Sites that monitor that many keywords are bound to be highly optimised. ;)
Me, I hardly do any optimisation and I often forget to put even the <title> in new content pages. I check my stats once a month, check that my 10,000 per day Google referrals are still there, and I move on. The site hasn't been affected by Florida, California or Outer Mongolia. I won't bother checking now but I'll predict that when I do look at my figures at the end of the month they'll be perfectly fine. It'll be a decent growth from last December and I'll sit back and look again at the end of Jan.
Oh, yes, and I'm usually #1 for my keyword (not VERY competitive but fairly competitive anyway). Sometimes it drops to 3 or 4 but I do absolutely nothing and it goes back to #1. Brett's original Google guide still works. Among those who've seen big drops hands up those who chased no trend... from keyword density to PR to anchor text.
However, its nothing I'm going to worry about. I will lose 60% of my traffic but in terms of income it will only drop 30% because return visitors and particularly Yahoo searchers are very good for me.
Any1 Else?
No - but that is normal behaviour depending on which datacentre you hit.
January cannot come fast enuff
some of my rankings "seem" like they've been turned back two or three months, but that can easily be just an appearance.
in then end though, i'll get on with my original list of things to do for the day and check back next week. i don't imagine things are in their final state already.
i see the positions i should/did have, does anyone else who's dropped get good results at 64.233.171.147?
The results there remind me of happier days.
I see less effect from internal backlinks.

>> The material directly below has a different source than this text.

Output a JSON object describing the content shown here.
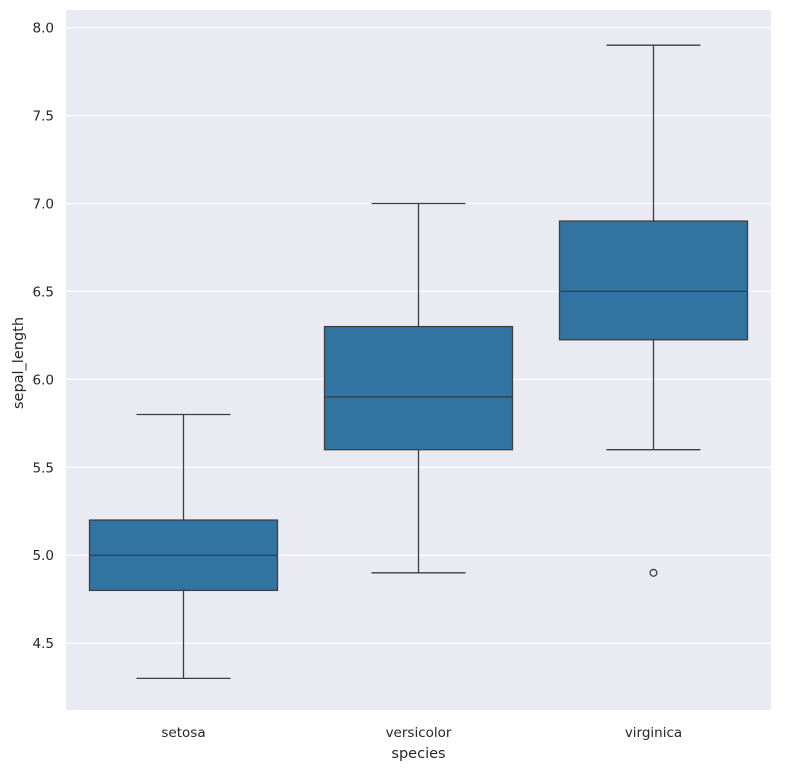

A few months back a big internal link player (from 1000s of their own pages) came in a knocked me and another site down a place. Our sites are now back in front; while they have slipped down beneath us. Just a modest shuffle really.
Similarly, pages have moved up the SERPS that I have been gathering a few external backlinks for.
Nothing that could be called major update though in my area....
My site was one of the leading directory sites in a very competitive niche market.
I had assumed I was the benefit of the 'hilltop' factor, and that my site was pretty much immune to the big changes that affected sites on a monthly/quarterly basis. I had reached that assumption based on roughly two years of virtually no negative movement within the SERPS, even as significant changes had been made to Googles algorythms.
I do not use blackhat SEO, and the site is constantly receiving requests for inclusion, so the inbound links to it grow almost every day.
The point of this post is that I'm curious as to whether or not the others affected, also thought they were 'hilltop' sites?
Also, can anyone who was a 'hilltop' site, who lost traffic in prior Google changes, give any insight into what unfolded for them within the next 3-6 months after their sites lost traffic?
Bah humbug. At least the last two weeks have been really good.
Edit:
worker, I am not familiar enough with Hilltop to know if that kept me afloat. I have always maintained a fairly constant level of traffic since the change from monthly to "constant" dance.
I have a fairly large amount of database generated content from a major affilate. I got onto that bandwagon before it became a bandwagon. I've considered that market oversaturated and dying for quite some time. This may be the death blow.